Amid the continued proliferation of big data storage solutions, collection techniques and analysis tools, gathering and analyzing vast amounts of customer data is becoming increasingly important to many organizations’ bottom lines. Yet recently the business benefits of big data have been threatened by mounting public concerns about whether these companies and government organizations are keeping their data private.
Startups in particular are facing increased pressure to ensure data privacy and transparency, and show their customers that their data is safe. Companies that are new and little known face the biggest uphill battle in convincing customers that they can keep data private, knowing all along that one wrong move could result in an inability to regain consumer trust or a costly lawsuit. While most startups are well intentioned when it comes to ensuring big data privacy, they often don’t follow the necessary procedures for ensuring their customers’ information is kept private. Making matters even more complicated are the continuously evolving industry best practices for ensuring data privacy, leaving startups without a clear set of “how to” instructions.
Recently, Founders Workbench contributor Elaine Call had the privilege of speaking with a number of Boston-area startups at hack/reduce about what to keep in mind when putting together a data privacy strategy. Even though there might not be a definitive guidebook on startup data privacy that can ensure success, the four main considerations that were discussed at hack/reduce can greatly help ensure data privacy for startups in the Boston-area and beyond.

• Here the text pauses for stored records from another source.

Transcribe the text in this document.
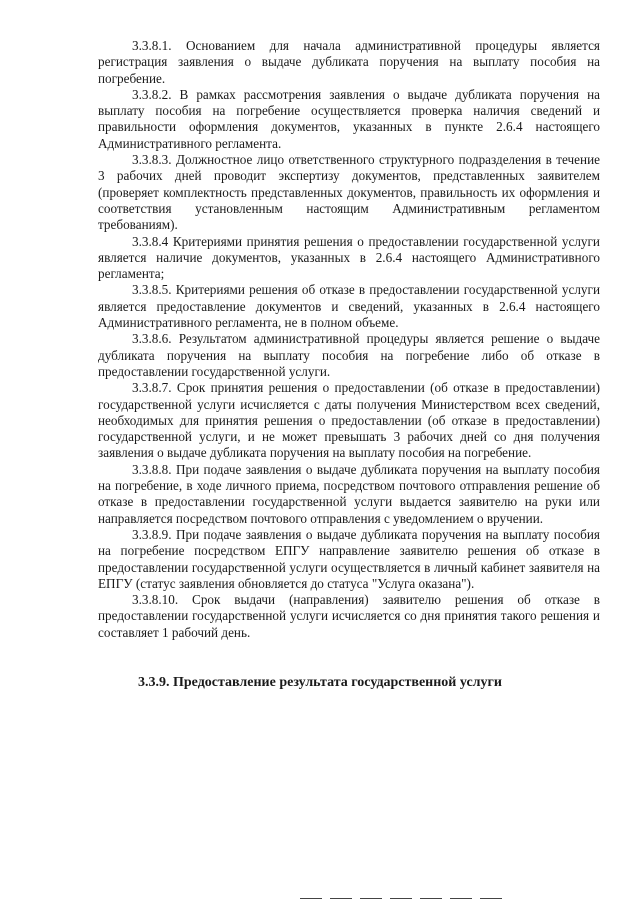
3.3.8.1. Основанием для начала административной процедуры является регистрация заявления о выдаче дубликата поручения на выплату пособия на погребение.

3.3.8.2. В рамках рассмотрения заявления о выдаче дубликата поручения на выплату пособия на погребение осуществляется проверка наличия сведений и правильности оформления документов, указанных в пункте 2.6.4 настоящего Административного регламента.

3.3.8.3. Должностное лицо ответственного структурного подразделения в течение 3 рабочих дней проводит экспертизу документов, представленных заявителем (проверяет комплектность представленных документов, правильность их оформления и соответствия установленным настоящим Административным регламентом требованиям).

3.3.8.4 Критериями принятия решения о предоставлении государственной услуги является наличие документов, указанных в 2.6.4 настоящего Административного регламента;

3.3.8.5. Критериями решения об отказе в предоставлении государственной услуги является предоставление документов и сведений, указанных в 2.6.4 настоящего Административного регламента, не в полном объеме.

3.3.8.6. Результатом административной процедуры является решение о выдаче дубликата поручения на выплату пособия на погребение либо об отказе в предоставлении государственной услуги.

3.3.8.7. Срок принятия решения о предоставлении (об отказе в предоставлении) государственной услуги исчисляется с даты получения Министерством всех сведений, необходимых для принятия решения о предоставлении (об отказе в предоставлении) государственной услуги, и не может превышать 3 рабочих дней со дня получения заявления о выдаче дубликата поручения на выплату пособия на погребение.

3.3.8.8. При подаче заявления о выдаче дубликата поручения на выплату пособия на погребение, в ходе личного приема, посредством почтового отправления решение об отказе в предоставлении государственной услуги выдается заявителю на руки или направляется посредством почтового отправления с уведомлением о вручении.

3.3.8.9. При подаче заявления о выдаче дубликата поручения на выплату пособия на погребение посредством ЕПГУ направление заявителю решения об отказе в предоставлении государственной услуги осуществляется в личный кабинет заявителя на ЕПГУ (статус заявления обновляется до статуса "Услуга оказана").

3.3.8.10. Срок выдачи (направления) заявителю решения об отказе в предоставлении государственной услуги исчисляется со дня принятия такого решения и составляет 1 рабочий день.

3.3.9. Предоставление результата государственной услуги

Privacy policies must be clear and updated
- The kinds of personal information collected and held;
- How such information is collected and held; and
- The purpose for which the startup collects, holds, uses and discloses personal information.
Startups must also outline access and correction procedures, compliant handling procedures, information about cross-border disclosure of personal information that might occur and any significant handling practices around information retention, destruction policies or obligations. Lastly, startups should only collect the personally identifiable information (PII) that is reasonably necessary for the purpose, or related directly to the startup’s functions or activities, and do so with the consent of the customer through lawful or fair means of collection.
Clean data is private data
At the earliest touch points possible, startups should clean their data through appropriate filtering, pruning, conforming, matching, joining and diagnosing to increase their data privacy. This thorough data cleansing reduces the amount of information transferred to the next cache and eliminates irrelevant or corrupted data.
A sound data privacy strategy alone will not help startups gain consumer trust; startups must also convey to their customers how their data is being kept safe. The best way of doing this is ensuring data transparency. Customers must be able to access, review and correct data. Your startup should also be easily reachable and include a contact address in your privacy notices.
Be wary of public cloud contracts and deployments
Public clouds like AWS have been very popular for startups in recent years, but startups in the big data business must be aware that standard security contractual clauses are insufficient for storing sensitive information in the cloud. These contracts must be well-defined obligations for both practices regarding integrity, confidentiality and availability. Before putting sensitive data in the public cloud, startups should consider revising these standard contracts.
Lastly, startups can use public clouds for big data prototyping, and benefit from the public cloud’s fast provisioning and scalability. However, when it comes to a deployment that involves gathering and analyzing vast amounts of sensitive data, organizations should consider private cloud as an option for security reasons.